BWW Review: Nia Vardalos' TINY BEAUTIFUL THINGS Returns To The Public
It may have been underestimated how popular Tiny Beautiful Things would prove to be when it opened at The Public's Shiva Theater last November. Actor/playwright Nia Vardalos' warm, funny and endearing adaptation of the same-named book of collected advice columns written for the literary website The Rumpus by Cheryl Strayed, under the pen name Sugar, packed fans into the 100-seat space, making the quietly emotional play one of the town's hottest tickets.
Its return visit now occupies The Public's Newman Theater, which holds nearly three times as many.
There's no plot to the 80-minute piece and very little drama in the traditional sense. It only takes one page of dialogue to establish the setup that a woman (Vardalos) receives an email from the man who had been previously writing the "Dear Sugar" column, saying that he's tired of the gig and was wondering if she would like to take over.

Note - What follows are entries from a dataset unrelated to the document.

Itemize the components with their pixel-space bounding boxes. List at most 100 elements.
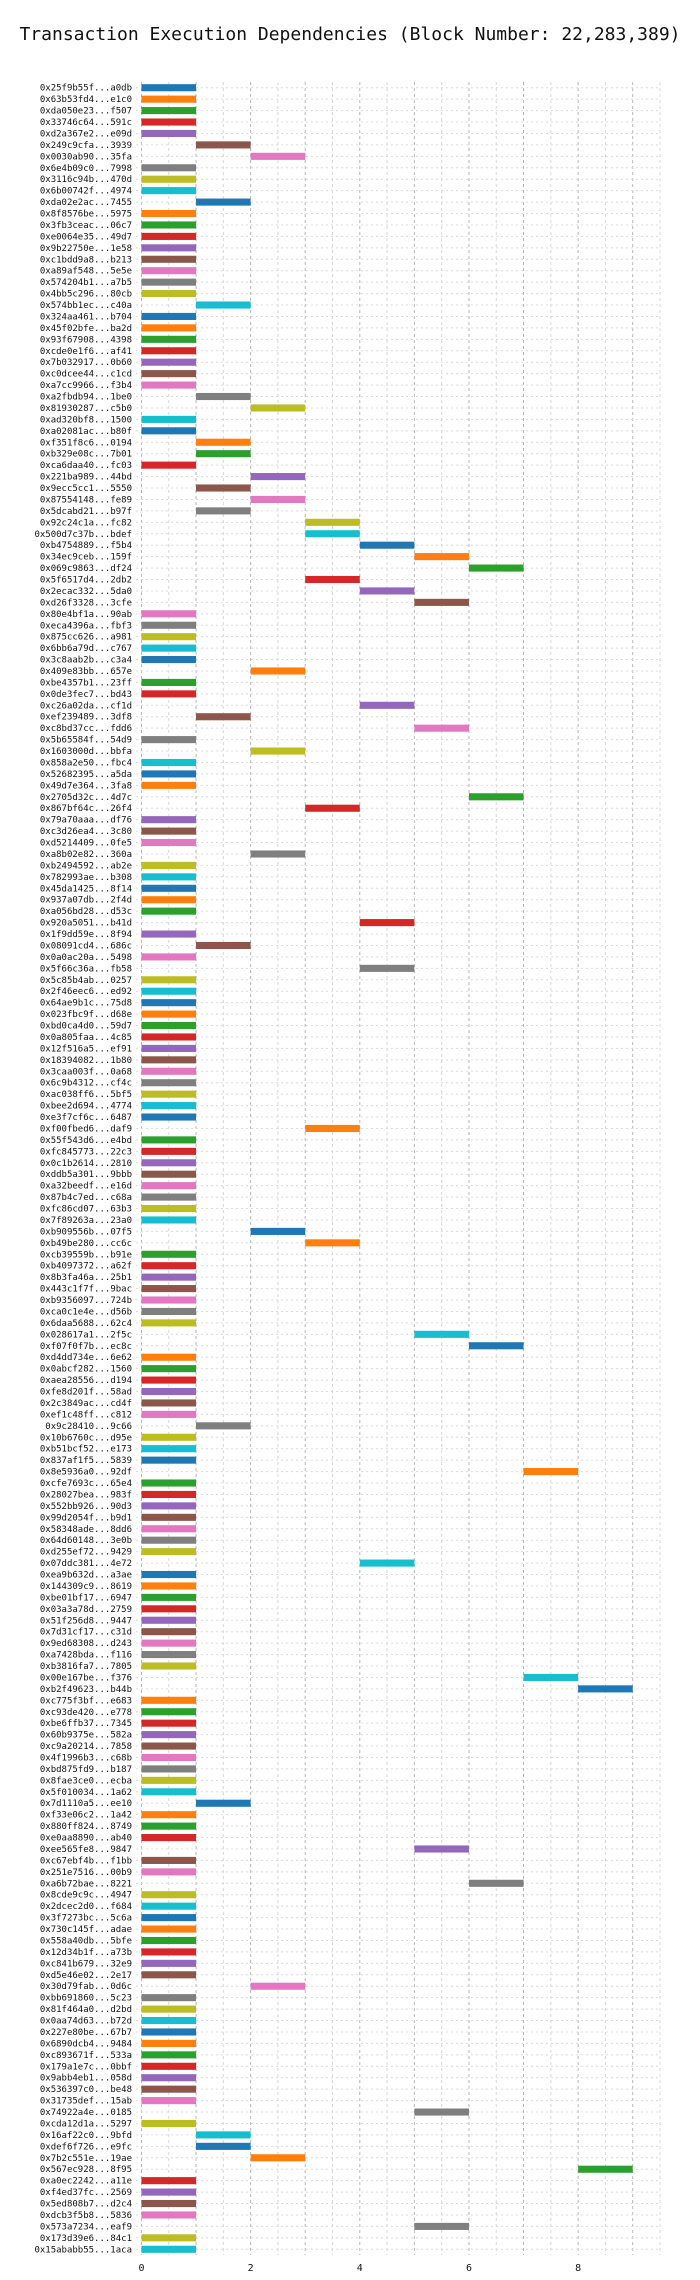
transaction-bar [141,1914,197,1922]
transaction-bar [141,2051,197,2059]
y-tick-label: 0xad320bf8...1500 [40,415,132,425]
transaction-bar [305,1239,360,1247]
y-tick-label: 0x81f464a0...d2bd [40,2005,132,2015]
transaction-bar [141,1616,197,1624]
transaction-bar [141,415,197,423]
y-tick-label: 0xbd875fd9...b187 [40,1765,132,1775]
transaction-bar [141,1285,197,1293]
y-tick-label: 0xd26f3328...3cfe [40,598,132,608]
y-tick-label: 0xb49be280...cc6c [40,1239,132,1249]
chart-title: Transaction Execution Dependencies (Bloc… [19,24,680,45]
y-tick-label: 0xc1bdd9a8...b213 [40,255,132,265]
transaction-bar [141,267,197,275]
transaction-bar [414,2222,469,2230]
transaction-bar [141,1502,197,1510]
transaction-bar [359,701,415,709]
transaction-bar [359,541,415,549]
transaction-bar [196,301,251,309]
transaction-bar [359,587,415,595]
transaction-bar [141,95,197,103]
transaction-bar [141,1147,197,1155]
transaction-bar [141,84,197,92]
transaction-bar [141,1010,197,1018]
y-tick-label: 0x8fae3ce0...ecba [40,1776,132,1786]
transaction-bar [305,1124,360,1133]
y-tick-label: 0x55f543d6...e4bd [40,1136,132,1146]
transaction-bar [141,2085,197,2093]
transaction-bar [141,2062,197,2070]
transaction-bar [250,747,306,755]
y-tick-label: 0x63b53fd4...e1c0 [40,95,132,105]
x-tick-label: 6 [466,2263,472,2274]
y-tick-label: 0xe0064e35...49d7 [40,232,132,242]
y-tick-label: 0xfc845773...22c3 [40,1147,132,1157]
transaction-bar [141,1788,197,1796]
transaction-bar [141,896,197,904]
y-tick-label: 0x251e7516...00b9 [40,1868,132,1878]
transaction-bar [250,850,306,858]
y-tick-label: 0xa056bd28...d53c [40,907,132,917]
y-tick-label: 0x87554148...fe89 [40,495,132,505]
y-tick-label: 0x9ed68308...d243 [40,1639,132,1649]
transaction-bar [414,553,469,561]
transaction-bar [141,621,197,629]
y-tick-label: 0x028617a1...2f5c [40,1330,132,1340]
transaction-bar [141,1605,197,1613]
transaction-bar [141,232,197,240]
y-tick-label: 0xca6daa40...fc03 [40,461,132,471]
transaction-bar [141,1090,197,1098]
y-tick-label: 0xb9356097...724b [40,1296,132,1306]
y-tick-label: 0x93f67908...4398 [40,335,132,345]
y-tick-label: 0x730c145f...adae [40,1925,132,1935]
transaction-bar [141,2234,197,2242]
y-tick-label: 0xef1c48ff...c812 [40,1410,132,1420]
transaction-bar [141,1593,197,1601]
y-tick-label: 0x5f66c36a...fb58 [40,964,132,974]
transaction-bar [196,392,251,401]
y-tick-label: 0xa32beedf...e16d [40,1182,132,1192]
transaction-bar [141,118,197,126]
y-tick-label: 0xb329e08c...7b01 [40,450,132,460]
transaction-bar [141,907,197,915]
transaction-bar [196,438,251,446]
y-tick-label: 0x880ff824...8749 [40,1822,132,1832]
transaction-bar [414,2108,469,2116]
y-tick-label: 0xd4dd734e...6e62 [40,1353,132,1363]
y-tick-label: 0x6b00742f...4974 [40,187,132,197]
y-tick-label: 0x9c28410...9c66 [45,1422,132,1432]
x-tick-label: 8 [575,2263,581,2274]
transaction-bar [196,141,251,149]
y-tick-label: 0xfe8d201f...58ad [40,1388,132,1398]
y-tick-label: 0x2ecac332...5da0 [40,587,132,597]
y-tick-label: 0xf00fbed6...daf9 [40,1124,132,1134]
transaction-bar [414,598,469,606]
transaction-bar [141,1891,197,1899]
y-tick-label: 0xac038ff6...5bf5 [40,1090,132,1100]
transaction-bar [141,1136,197,1144]
y-tick-label: 0xdef6f726...e9fc [40,2142,132,2152]
transaction-bar [250,1227,306,1235]
y-tick-label: 0x3fb3ceac...06c7 [40,221,132,231]
y-tick-label: 0xa2fbdb94...1be0 [40,393,132,403]
transaction-bar [141,1044,197,1052]
transaction-bar [468,793,524,801]
transaction-bar [196,450,251,458]
y-tick-label: 0x6890dcb4...9484 [40,2039,132,2049]
transaction-bar [141,1651,197,1659]
transaction-bar [141,1868,197,1876]
y-tick-label: 0x45f02bfe...ba2d [40,324,132,334]
y-tick-label: 0xbee2d694...4774 [40,1102,132,1112]
y-tick-label: 0x567ec928...8f95 [40,2165,132,2175]
y-tick-label: 0x0a805faa...4c85 [40,1033,132,1043]
transaction-bar [250,152,306,160]
transaction-bar [141,1628,197,1636]
y-tick-label: 0xf351f8c6...0194 [40,438,132,448]
y-tick-label: 0xc775f3bf...e683 [40,1696,132,1706]
x-tick-label: 2 [248,2263,254,2274]
transaction-bar [250,2154,306,2162]
transaction-bar [141,1971,197,1979]
y-tick-label: 0xee565fe8...9847 [40,1845,132,1855]
transaction-bar [141,1113,197,1121]
y-tick-label: 0xf33e06c2...1a42 [40,1811,132,1821]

The job offers no pay and no authorship credit, but after explaining that her husband is an artist and that she's trying to finish a book while raising two kids and trying to manage "ten mountains of debt," she instinctively replies, "Yeah, I'm in."
And for the rest of the show, three actors (Teddy Cañez, Hubert Point-Du Jour and Natalie Woolmans-Torres) pop in and out of designer Rachel Hauck's suburban kitchen and living room set, voicing the emails she receives.
"When is it right to take that big step and say I love you?"
"When I was six and a half months pregnant, I miscarried... My doctor said it was because I was overweight."
"I'm afraid of my violent older brother who terrorizes me."
As directed by Thomas Kail, they don't try to portray each of the dozens of characters, but rather act as only partially defined representations.
Vardalos voices Sugar's responses as she goes about her daily routine of fixing school lunches and trying to restore order to her cluttered surroundings. The faded CBGB's t-shirt she wears and the "Question Authority" sticker on her laptop suggests a less conventional youth.
At first, Sugar's regular readers notice a change in writing style and inquire if indeed their regular source of comfort and entertainment has been replaced. Then, with every answer, Tiny Beautiful Things evolves into a character study of the woman now providing the words of Sugar and of her relationship with her unseen audience.
Taken directly from Strayed's columns, her advice is not that of a trained professional, but of a compassionate fellow human extending sympathetic words. When a woman hesitates to tell the great guy she's been dating that she was once raped, fearing that it may adversely affect their relationship, Sugar quotes a friend of hers, a painter, who was in a similar situation.
"I could allow myself to be influenced by a man who screwed me against my will or I could allow myself to be influenced by van Gogh. I chose van Gogh."
An email from a man with an abusive father prompts a lengthy description of Sugar's own complicated relationship with her dad, and of the unlikely way she found healing.
With no dramatic through-line, Vardalos and Kail establish rhythms and tension by balancing the funny with the emotional, the quick Q&As with the lengthy confessionals. As Sugar, Vardalos is continually touched, amused and amazed by her readers, and conveys the feeling that she can see them collectively as a singular person to be cared for and cherished, hoping that they'll always see themselves as deserving of life's Tiny Beautiful Things.